Up early this morning for a BBC Radio debate on the Scottish Water Bill. The Scottish Government got itself into a muddle over the Bill. First it was going to go straight for legislation and now it is going for the more normal consultation route. Whatever the reasons for the muddle, it gave MSPs an opportunity to poke fun at the minister in parliament yesterday.
My main point in this morning's debate was that whilst yesterday's muddle might make good political theatre, we now expect our parliamentarians to raise their game and see the bigger picture.
The aim of the Bill remains to keep Scottish Water in public ownership, but to allow the utility to expand its operations and engage in wider activities such as renewable energy projects. It also provides an opportunity to promote a wider vision of water resources. We particularly welcomed the Minister’s commitment to retain the control of Scottish Water in public ownership. Scottish Labour articulated a similar vision in its policy programme agreed at Oban recently so we at least have a shared vision across a large parliamentary majority.
The long term vision is that Scotland’s water is much more than the provision of a utility. It is a vital economic asset that will become even more important in the years to come. If the 20th Century was dominated by oil, then the 21st Century will be dominated by water provision. Wet countries like Scotland are well placed to exploit the economic and environmental opportunities. Not an easy concept to sell on a typically wet and windy November day in Scotland!
Jeremy Purvis MSP for Liberals used the budget crisis and the concept of mutualisation as cover for their privatisation policy. I would expect the Tories to support privatisation but I am lost as to why the Liberals have joined them. The much quoted Welsh Water is not a real mutual. It is a cosmetic cover for the private water companies that actually deliver water services in Wales. Much emphasis is placed on the £140m of government financing for capital in the current financial difficulties. Less well known is the fact that £90m is returned through loan repayment. None of this would be necessary if Scottish Water had prudential borrowing powers. The implementation of the Calman recommendations or the relaxation of Treasury budget guidance could achieve this. I suggested to Jeremy that he might like to ask his pal Danny Alexander MP to facilitate this now.
We expect the usual vested interests to use the Bill consultation to yet again argue the case for privatisation/mutualisation. This would involve selling off assets paid for by the taxpayer over many years at a fraction of its true value. We would be selling off huge swathes of Scotland, almost certainly to foreign interests, together with the opportunity to exploit Scotland’s water potential for the benefit of big business rather than the people. Charge payers would face higher bills to pay for the purchase debt, fees and directors salaries.When communities across the world are reclaiming their water, it would be crazy for Scotland to abandon our greatest asset.
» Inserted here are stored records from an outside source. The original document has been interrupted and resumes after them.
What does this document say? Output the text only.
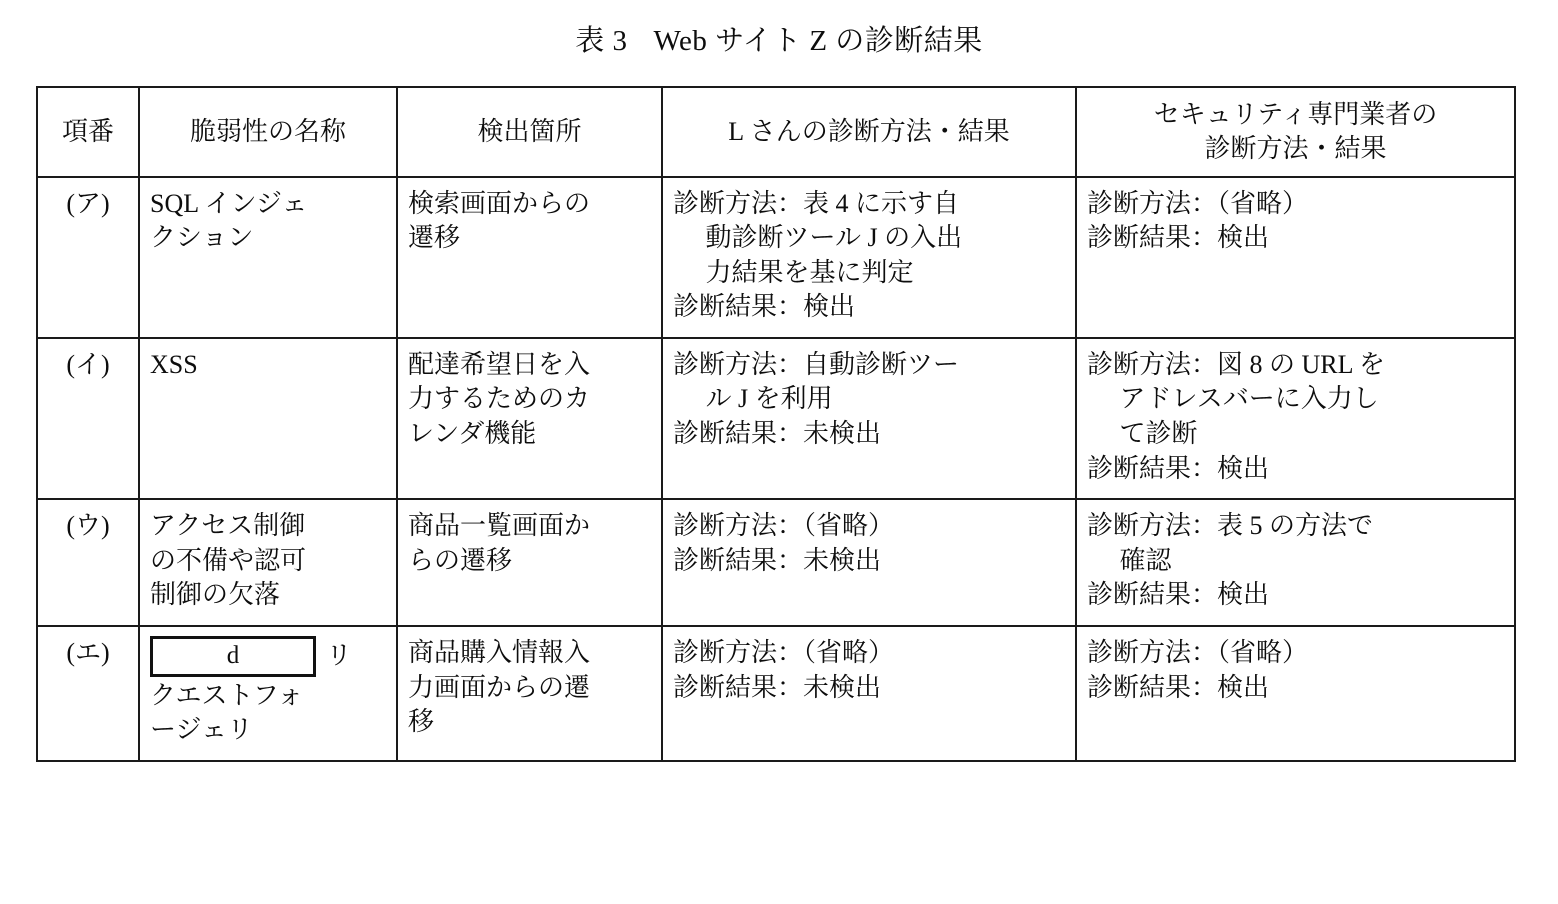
表 3 Web サイト Z の診断結果
項番	脆弱性の名称	検出箇所	L さんの診断方法・結果	セキュリティ専門業者の
診断方法・結果

(ア)	SQL インジェ
クション	検索画面からの
遷移	診断方法：表 4 に示す自
動診断ツール J の入出
力結果を基に判定
診断結果：検出	診断方法：（省略）
診断結果：検出

(イ)	XSS	配達希望日を入
力するためのカ
レンダ機能	診断方法：自動診断ツー
ル J を利用
診断結果：未検出	診断方法：図 8 の URL を
アドレスバーに入力し
て診断
診断結果：検出

(ウ)	アクセス制御
の不備や認可
制御の欠落	商品一覧画面か
らの遷移	診断方法：（省略）
診断結果：未検出	診断方法：表 5 の方法で
確認
診断結果：検出

(エ)	d リ
クエストフォ
ージェリ	商品購入情報入
力画面からの遷
移	診断方法：（省略）
診断結果：未検出	診断方法：（省略）
診断結果：検出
UNISON Scotland regards the Bill consultation as an important step towards a broader approach to water in Scotland. The current approach of the Scottish Water Board and the regulatory framework can act as barrier to this larger vision for Scotland’s water. Scotland needs a democratically accountable, strategic approach to water that is broader than simply providing a utility, important though that is.
We can be the Scottish Government's sternest critic on many issues. But apart from the process muddle, they have the direction and vision right on this one. For politicians there are only two positions in this debate. You share a long term vision for a public water service or you want to sell off our greatest asset. Your choice, but I am confident the people of Scotland will recognise those who have the big vision over the short term privatisers.